Cinéma – « Rien que le soleil (Apenas el Sol) »
La matérialité du souvenir
« Rien que le soleil (Apenas el Sol) » de Arami Ullón

Charlyne Genoud. |.Ce mois, CinéDoc convie le soleil paraguayen à sa table. Analysant en de remarquables images lumineuses la réalité d’une société toujours plus homogénéisante par ce qui l’est le moins, Rien que le soleil suit Mateo Sobode Chiqueno, un Ayoreo ayant décidé d’enregistrer les récits de ceux et celles qui, tout comme lui, valent comme derniers témoins d’une culture en voie de disparition.
Bande magnétique
Avant tout ce ne sont que quelques mots posés sur des images claires montrant la nature paraguayenne que foule un homme, magnéto en bandoulière et casquette sur ses habits de citadin. Avant il s’appelait Sobode Chiqueno.
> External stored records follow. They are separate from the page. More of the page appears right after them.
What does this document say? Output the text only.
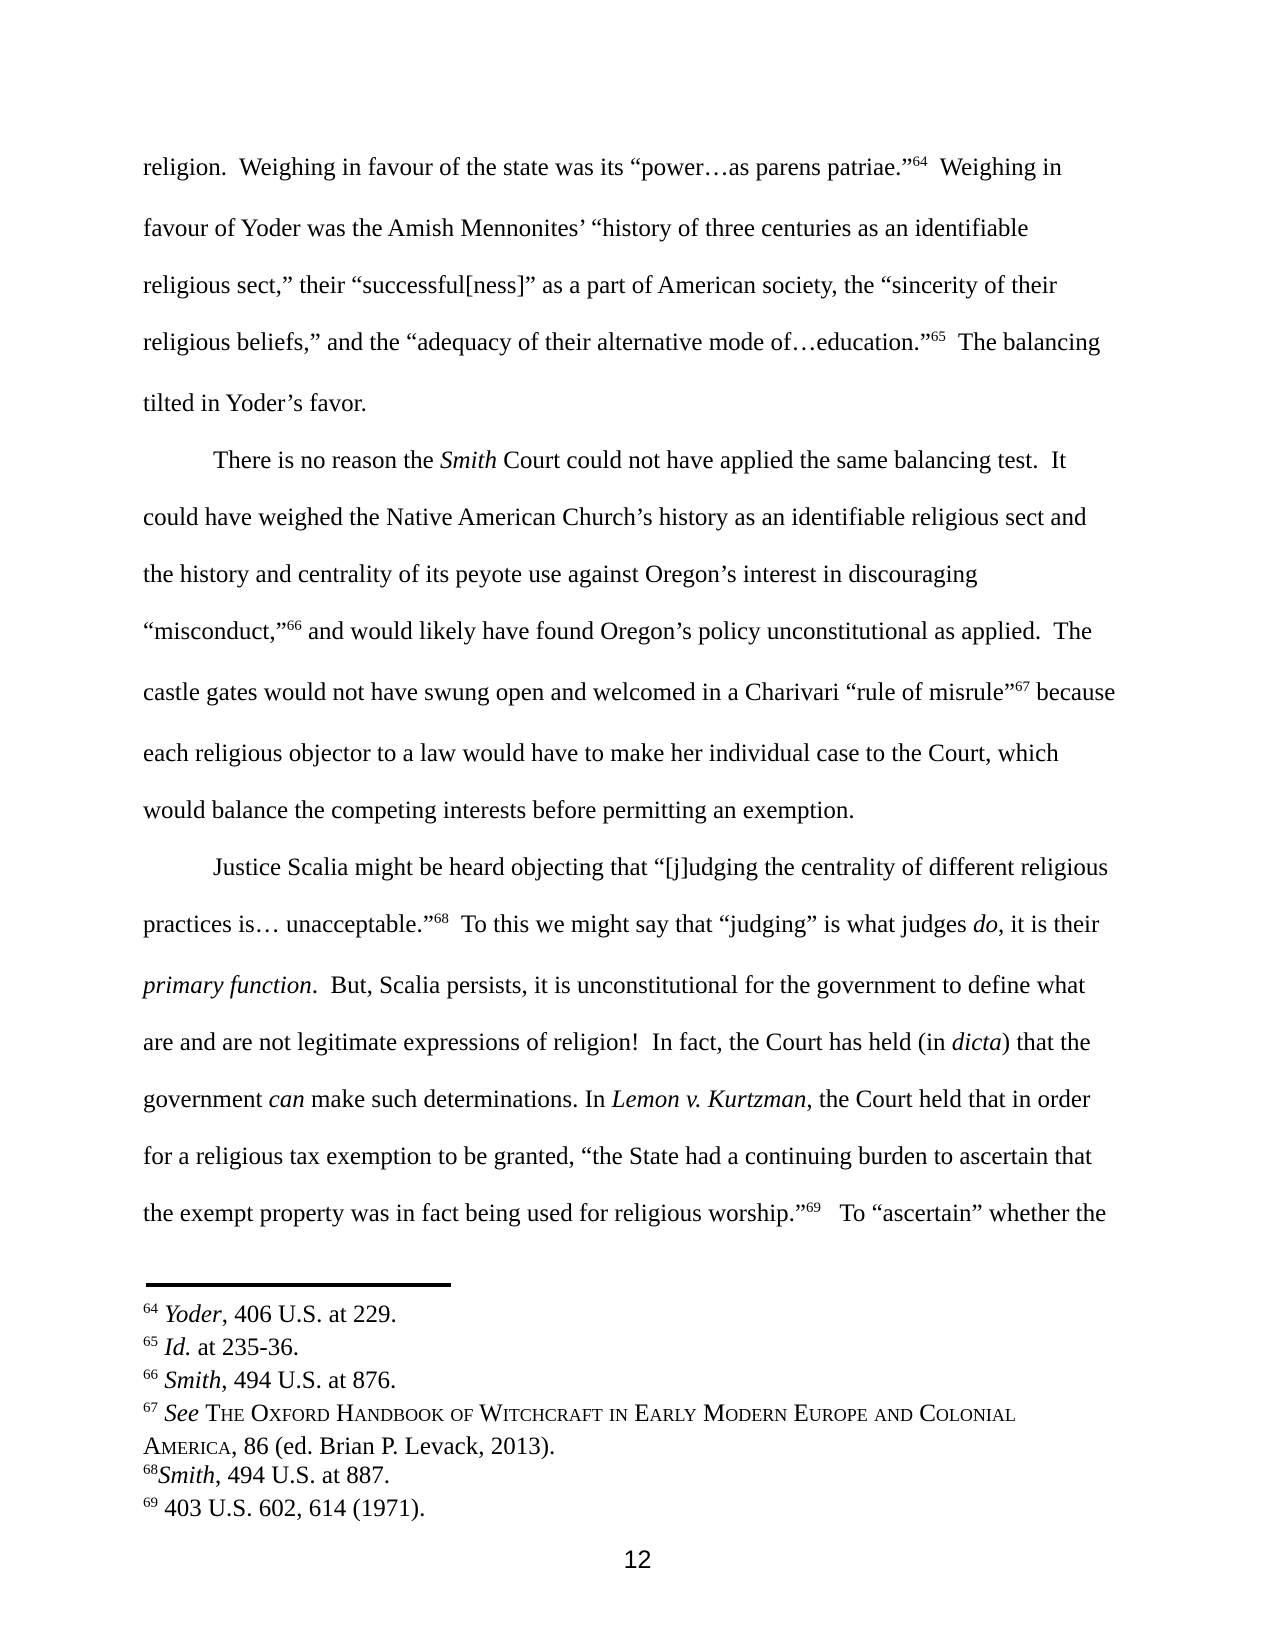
religion.  Weighing in favour of the state was its “power…as parens patriae.”$^{64}$  Weighing in
favour of Yoder was the Amish Mennonites’ “history of three centuries as an identifiable
religious sect,” their “successful[ness]” as a part of American society, the “sincerity of their
religious beliefs,” and the “adequacy of their alternative mode of…education.”$^{65}$  The balancing
tilted in Yoder’s favor.
There is no reason the Smith Court could not have applied the same balancing test.  It
could have weighed the Native American Church’s history as an identifiable religious sect and
the history and centrality of its peyote use against Oregon’s interest in discouraging
“misconduct,”$^{66}$ and would likely have found Oregon’s policy unconstitutional as applied.  The
castle gates would not have swung open and welcomed in a Charivari “rule of misrule”$^{67}$ because
each religious objector to a law would have to make her individual case to the Court, which
would balance the competing interests before permitting an exemption.
Justice Scalia might be heard objecting that “[j]udging the centrality of different religious
practices is… unacceptable.”$^{68}$  To this we might say that “judging” is what judges do, it is their
primary function.  But, Scalia persists, it is unconstitutional for the government to define what
are and are not legitimate expressions of religion!  In fact, the Court has held (in dicta) that the
government can make such determinations. In Lemon v. Kurtzman, the Court held that in order
for a religious tax exemption to be granted, “the State had a continuing burden to ascertain that
the exempt property was in fact being used for religious worship.”$^{69}$   To “ascertain” whether the
$^{64}$ Yoder, 406 U.S. at 229.
$^{65}$ Id. at 235-36.
$^{66}$ Smith, 494 U.S. at 876.
$^{67}$ See The Oxford Handbook of Witchcraft in Early Modern Europe and Colonial
America, 86 (ed. Brian P. Levack, 2013).
$^{68}$Smith, 494 U.S. at 887.
$^{69}$ 403 U.S. 602, 614 (1971).
12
Maintenant il s’appelle Mateo, parce qu’en plus de l’avoir déplacé, il a été renommé, nous apprend-il. Mateo Sobode Chiqueno est né sur le territoire de l’actuel Paraguay, mais sa culture est celle du peuple de chasseurs-cueilleurs amérindiens Ayoreo. Depuis les années septante, époque à laquelle une bonne partie de sa tribu s’est vue arrachée de sa terre, il enregistre les voix de ceux et celles qui partageaient sa culture, et partagent désormais les stigmates du déchirement. Lorsque des missionnaires religieux ont chassé ces communautés des forêts, leur territoire ancestral, ils les ont en effet non seulement déracinées, mais les ont aussi séparées de leurs moyens de subsistance, de leurs croyances et de leur maison. Sur les bandes magnétiques des cassettes d’un magnétophone s’inscrivent ainsi des voix qui se déclinent en chants, en paroles émues ou en silence pour dire et décrire une culture qui s’en va : c’est ce travail d’archivage et de sauvetage qu’a choisi de documenter la réalisatrice paraguayenne.
Débat silence
Un film mis en place pour initier et faire exister dans l’espace publique un débat réduit au silence : depuis Bâle où elle habite depuis huit ans, la réalisatrice paraguayenne a été en effet frappée d’apprendre l’existence de ce peuple, nullement représenté ou mentionné par le gouvernement. Il s’agit ainsi de rendre compte par un documentaire d’un débat n’ayant jamais eu lieu. Filmer un homme en train d’enregistrer permet ainsi de relayer toutes ces voix à plus large échelle, en les traduisant et en les rendant accessible, sans pour autant s’approprier une problématique. Si par le montage certaines pistes sont suggérées, le protagoniste ne reste pas moins le guide de nos regards, nous amenant avec lui à la découverte de ses souvenirs. Face à son enregistreur, l’homme parle inlassablement, puis il note la date à laquelle a été enregistrée la cassette. Garder une trace prend un sens tout autre lorsque l’on a été déraciné, et le dispositif que met en place le film semble particulièrement pertinent pour représenter son objet.

Dire le réel
Sous-titré en français pour nous le rendre intelligible, ces témoignages sont cependant racontés en Ayoreo, leur langue qui, comme le reste de leur culture, est menacée par ce déracinement. Cette langue qui disparait, ces souvenirs qui s’évaporent et ces pratiques que l’on oublie, servent finalement à souligner la perte globale sous-tendant cette destruction. Perdre une culture, c’est en effet non seulement perdre des voix, mais aussi perdre une multitude d’aspects que développent l’autarcie : c’est perdre finalement irrémédiablement une façon de voir, de sentir et d’expliquer la réalité. Après avoir épousseté des cassettes, le vieil homme interroge les souvenirs de cette double vie. Quitter la forêt, vivre avec les blancs. Ayant partagé leur vie entre deux univers, ces hommes et ces femmes sont en tiraillement perpétuel. Dans cette situation d’entre-deux complexe et douloureuse, le soleil apparait comme la dernière chose que l’on ne leur a pas prise. Rien que le soleil, ultime élément que les blancs ne considèrent pas comme leur propriété.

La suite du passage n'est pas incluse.